Five Stories Short – Editorial Review

 

Title: Five Stories Short: A Supernatural Quintet

Author: Karen Black

Genre: Paranormal / Fantasy

 

As the title suggests, Black’s book is a collection of five imaginative stories about the supernatural and its positive or negative impact on seemingly ordinary lives.

The majority involve actions from beyond the grave. Three of the tales conclude with paranormal acts involving retribution, and all contain quite weighty issues.

Indeed, Black’s plotting is ambitious. She takes inventive, mystical flights of fancy while ensuring the human protagonists remain grounded. There is a keen sense of Black wanting to share and involve the reader in this fluid narrative journey.

Additionally, her writing is devoid of gratuitous, gory horror, which, paradoxically, makes Five Stories Short gently enjoyable and intriguing to read.

Four of the collection could be described as modern morality tales with subjective messages but, primarily, it can be leveled that Black’s narratives owe more to the genre of magical realism.

The opener, The Legacy, demonstrates this by juxtaposing prosaic, everyday reality and supernatural fantasy elements that slot with accepted normality into the domestic framework of daily life.

In The Legacy, Lydia, a middle-aged woman who is a skilled tarot reader with psychic abilities, leaves prison for a crime she did not commit but one that has evil repercussions from the spirit world for her family.

Black credibly portrays the bond between Lydia, her daughter Ava, and her grandson, Graham. She writes straightforward, uncluttered sentences in a lean style without pretension. However, her dialogue is authentically chatty and there is a sub-textual, authorial warmth to her words.

The first three tales involve profound, life-changing reveals that affect or motivate the paranormal activity. These revelations are either from a character’s backstory or part of the present narrative and are often disclosed in a detached, matter-of-fact tone.

Occasionally, this pragmatism leads to a lack of individuality and emotional depth in her characters and narrative. Nonetheless, her stories draw knowingly on occult tropes, which lend them a reassuring, familiar feel to fans of the genre, although the unusual directions that her plots take afford contrast and curiosity.

Laughing Hills has a fairytale vibe with a dark heart and some enchanting imagery. From the beginning, it’s subtly obvious, despite a couple of twists, that the villain will receive their comeuppance. However, this does not spoil the enjoyment, as in common with all of the tales, Black dispenses spooky revenge in a creative, unexpected way.

Mommy, Look! is possibly the weaker of the quintet. It presents as underdeveloped despite the introduction of a criminal tangent. Again, though, the main premise of the story hinges on unearthly assistance, which leads to a heartwarming conclusion.
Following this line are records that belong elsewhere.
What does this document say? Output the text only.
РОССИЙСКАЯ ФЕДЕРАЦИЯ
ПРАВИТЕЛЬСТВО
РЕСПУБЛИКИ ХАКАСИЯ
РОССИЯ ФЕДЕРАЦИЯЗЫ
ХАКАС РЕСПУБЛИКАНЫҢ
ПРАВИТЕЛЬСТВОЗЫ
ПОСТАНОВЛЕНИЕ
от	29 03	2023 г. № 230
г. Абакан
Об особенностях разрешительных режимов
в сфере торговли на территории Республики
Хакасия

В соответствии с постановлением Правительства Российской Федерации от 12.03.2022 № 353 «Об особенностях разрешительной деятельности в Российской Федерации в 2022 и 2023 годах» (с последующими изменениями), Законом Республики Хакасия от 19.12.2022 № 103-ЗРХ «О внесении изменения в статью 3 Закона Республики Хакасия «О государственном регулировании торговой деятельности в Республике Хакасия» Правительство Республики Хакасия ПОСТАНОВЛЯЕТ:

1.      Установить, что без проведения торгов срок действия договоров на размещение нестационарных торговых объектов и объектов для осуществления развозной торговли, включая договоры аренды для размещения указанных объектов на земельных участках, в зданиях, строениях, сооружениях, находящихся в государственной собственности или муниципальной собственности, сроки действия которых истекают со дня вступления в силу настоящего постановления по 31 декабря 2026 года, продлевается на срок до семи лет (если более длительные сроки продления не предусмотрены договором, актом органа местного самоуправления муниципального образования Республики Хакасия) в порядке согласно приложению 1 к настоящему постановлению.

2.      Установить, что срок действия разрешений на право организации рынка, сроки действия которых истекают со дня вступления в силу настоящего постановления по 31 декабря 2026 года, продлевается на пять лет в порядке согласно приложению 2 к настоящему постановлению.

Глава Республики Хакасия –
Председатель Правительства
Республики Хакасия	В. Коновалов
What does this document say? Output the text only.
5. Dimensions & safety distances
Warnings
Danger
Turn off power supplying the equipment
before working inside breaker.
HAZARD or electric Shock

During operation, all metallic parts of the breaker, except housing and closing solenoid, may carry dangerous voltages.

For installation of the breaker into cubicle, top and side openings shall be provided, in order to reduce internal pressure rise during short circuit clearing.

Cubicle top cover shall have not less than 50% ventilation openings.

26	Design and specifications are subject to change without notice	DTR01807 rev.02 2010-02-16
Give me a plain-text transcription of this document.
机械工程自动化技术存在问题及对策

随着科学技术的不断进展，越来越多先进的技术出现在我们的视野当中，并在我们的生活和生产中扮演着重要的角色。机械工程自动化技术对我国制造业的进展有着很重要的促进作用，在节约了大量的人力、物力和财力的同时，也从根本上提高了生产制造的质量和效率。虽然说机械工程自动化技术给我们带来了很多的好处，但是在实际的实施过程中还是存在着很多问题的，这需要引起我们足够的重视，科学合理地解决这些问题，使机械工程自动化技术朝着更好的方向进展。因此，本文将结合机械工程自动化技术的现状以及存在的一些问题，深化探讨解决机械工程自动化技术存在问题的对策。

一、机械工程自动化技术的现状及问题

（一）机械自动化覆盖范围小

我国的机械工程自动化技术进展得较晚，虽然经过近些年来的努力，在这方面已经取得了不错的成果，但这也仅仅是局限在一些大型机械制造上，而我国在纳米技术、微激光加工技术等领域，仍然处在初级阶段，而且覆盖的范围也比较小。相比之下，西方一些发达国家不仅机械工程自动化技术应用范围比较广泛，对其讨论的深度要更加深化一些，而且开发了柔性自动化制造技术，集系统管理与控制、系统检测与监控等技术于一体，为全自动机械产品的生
The Ancient Ones is a noticeable, macabre departure, darker in tone. Black’s arcane symbolism of the raven and lion gives the impression of a twisted Aesop’s fable.

Her writing is more controlled and focused in this penultimate tale. Veronica’s character is immediately creepy despite her supposed loveliness. The tale also varies slightly in form, with the supernatural being used for an oddly malignant purpose that differs from the objective of the other tales.

In her final story, The Last Act, Black returns to type, delivering much-needed spectral reckoning to a deeply unpleasant character. She perfectly conjures an old theater’s eerie, ghostly atmospherics and its owner, Carolyn’s, single-minded, if rather naïve, personality.

Black has nicely presented and collated the collection, and little motifs and tentative threads of similarity thread through the narratives, and, overall, it’s well-edited.

Five Stories Short: A Supernatural Quintet is a cozy collection of engaging paranormal mysteries. Light, charming, and readable, Black’s tales provide a sweetly satisfying slice of fantasy escapism liberally sprinkled with a few surprises.